The thing is, the people with BAD outcomes tend to post more and stick around longer. Those with good outcomes tend to drift away from the board. In the language of science, this message board is not a representative sample.
It's clear that you really do have GERD. As long as you have strong swallowing muscles in your esophagus, it is most likely that you'll have a good outcome from Nissen Fundoplication. The procedure eliminates or greatly reduces GERD in almost everyone who gets it. The most common negative outcome is difficulty swallowing. At one point the risk of that was 10%, but if you get an esophageal motility study first AND go to an experienced surgeon, the risk is much lower. My surgeon uses a tool called a bouge to make sure the wrap is tight enough but not too tight. Also, he does about 100 fundopication surgeries a year, plus over 100 bariatric surgeries every year, so he KNOWS stomachs. (It's Nissen, by the way, Nissan is a car. Correct spelling makes it easier to Google all the good info. )
I had my laparoscopic Nissen 8 weeks ago. Since about the 6-week point, I've been confident that I made the right decision. I've posted my personal story on a few other recent threads, ask me if you have specific questions.
About TIF or Stretta, they are newer procedures. Not too many people have had them done, and not too many surgeons have experience. If there is a surgeon in your area who has done many of these, you might want to check it out. However, for people with severe reflux, fundoplication is considered more effective.
It is good to read of a positive outcome such as yours. I wish you continued healing. I would have to agree with you on your assessment of message boards and YouTube videos. I admit to being influenced by this negitivity. Similar messages of outcomes can be found regarding the TIF procedure.

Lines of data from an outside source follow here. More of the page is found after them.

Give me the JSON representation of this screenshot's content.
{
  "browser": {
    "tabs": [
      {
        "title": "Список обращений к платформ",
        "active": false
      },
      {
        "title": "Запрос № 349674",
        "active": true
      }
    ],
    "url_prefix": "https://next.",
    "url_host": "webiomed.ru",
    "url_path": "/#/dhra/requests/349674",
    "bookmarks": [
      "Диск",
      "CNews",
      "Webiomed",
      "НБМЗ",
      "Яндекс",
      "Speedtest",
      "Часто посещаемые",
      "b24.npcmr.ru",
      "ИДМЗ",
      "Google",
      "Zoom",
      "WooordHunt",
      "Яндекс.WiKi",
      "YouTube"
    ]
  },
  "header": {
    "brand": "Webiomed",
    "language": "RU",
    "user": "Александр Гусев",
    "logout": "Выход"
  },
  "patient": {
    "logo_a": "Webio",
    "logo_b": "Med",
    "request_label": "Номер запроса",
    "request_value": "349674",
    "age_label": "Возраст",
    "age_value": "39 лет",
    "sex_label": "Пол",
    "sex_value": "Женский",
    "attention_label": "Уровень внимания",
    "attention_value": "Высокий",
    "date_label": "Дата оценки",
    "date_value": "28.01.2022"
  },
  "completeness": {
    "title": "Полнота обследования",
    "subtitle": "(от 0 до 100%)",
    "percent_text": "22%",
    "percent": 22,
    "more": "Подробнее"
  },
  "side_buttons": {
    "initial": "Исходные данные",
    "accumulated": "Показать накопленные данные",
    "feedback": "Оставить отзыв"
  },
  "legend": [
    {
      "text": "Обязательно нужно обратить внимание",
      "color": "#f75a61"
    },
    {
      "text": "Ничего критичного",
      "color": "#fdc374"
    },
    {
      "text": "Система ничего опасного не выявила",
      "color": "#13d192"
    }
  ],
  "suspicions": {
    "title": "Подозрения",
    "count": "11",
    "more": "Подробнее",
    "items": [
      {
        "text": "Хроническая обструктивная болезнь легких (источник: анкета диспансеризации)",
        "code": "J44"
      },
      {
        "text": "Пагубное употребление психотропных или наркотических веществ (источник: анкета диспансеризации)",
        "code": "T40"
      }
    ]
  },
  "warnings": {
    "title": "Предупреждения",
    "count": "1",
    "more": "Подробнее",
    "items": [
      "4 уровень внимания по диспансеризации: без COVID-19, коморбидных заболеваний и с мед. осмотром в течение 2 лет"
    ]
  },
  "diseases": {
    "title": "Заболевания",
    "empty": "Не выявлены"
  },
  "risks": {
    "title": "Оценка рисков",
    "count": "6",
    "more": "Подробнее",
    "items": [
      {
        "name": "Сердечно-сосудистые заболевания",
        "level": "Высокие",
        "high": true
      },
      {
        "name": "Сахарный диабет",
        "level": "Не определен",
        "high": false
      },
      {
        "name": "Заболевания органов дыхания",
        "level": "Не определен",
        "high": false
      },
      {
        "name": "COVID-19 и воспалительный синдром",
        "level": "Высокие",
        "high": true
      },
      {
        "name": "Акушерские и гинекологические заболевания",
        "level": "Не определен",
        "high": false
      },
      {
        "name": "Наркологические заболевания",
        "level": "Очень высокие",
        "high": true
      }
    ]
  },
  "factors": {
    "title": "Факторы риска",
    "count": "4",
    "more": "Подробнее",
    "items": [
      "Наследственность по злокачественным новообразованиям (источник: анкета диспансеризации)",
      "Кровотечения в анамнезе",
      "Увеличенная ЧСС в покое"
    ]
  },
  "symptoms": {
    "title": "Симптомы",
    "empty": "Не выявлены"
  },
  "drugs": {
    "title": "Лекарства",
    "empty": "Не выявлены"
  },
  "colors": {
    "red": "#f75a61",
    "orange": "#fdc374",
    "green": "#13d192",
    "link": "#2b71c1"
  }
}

My history is that the first GI specialist who diagnosed my Barretts 10 years ago suggested removal of my esophagus. This relationship ended at that point where I found another physician until things deteriorated.
Your statement about "bouge" gives me yet another question to ask my physician. I often wondered how and if this "tightness" was measured.
If I have this procedure done, it will be at UC San Francisco where they have an abundance of expertise. What I do know is that I can't go on like this much longer. It looks that I am not a candidate for the Stretta. Will find out this week. Thank you for all.
You don't hear as much about the TIF as it has only been done a few years with most TIFs in the last year or so. When I had my TIF last April my surgeon had done about 40 TIFs. A friend who had a TIF in January with the same surgeon said that he had done about 100. My suggestion is to find a surgeon who had experience with these surgeries and follow his advice.
I had my first Nissen in Jan. 2007 and by April, the surgery had come undone so... i waited until april 2010 to have the Nissen redone by a bariatric surgeon, not a gastro-surgeon and it has worked well but recently, my heartburn is back so i dont know what to tell you. my first nissen was a disaster bc it was way too tight and i got so bloated and physically ill btwn jan and april 2007. the only reason i went for round 2 on the nissen surgery was bc i in january 2010 i started vomiting almost everything i would eat so something had to be done.
sorry couldnt be of more help.
also, have no idea what a stretta or tif is. BUT i am having yet another endoscopy done on march 2nd so i will stay in touch.
Thanks to all who put their 2 cents in..... It all helps me to make an informed and the best decision. Today I had the motility assessment preformed at UCSF. As they were previously unable to insert the tube down my throat, I found this to be a rather very uncomfortable procedure even under conscious sedation.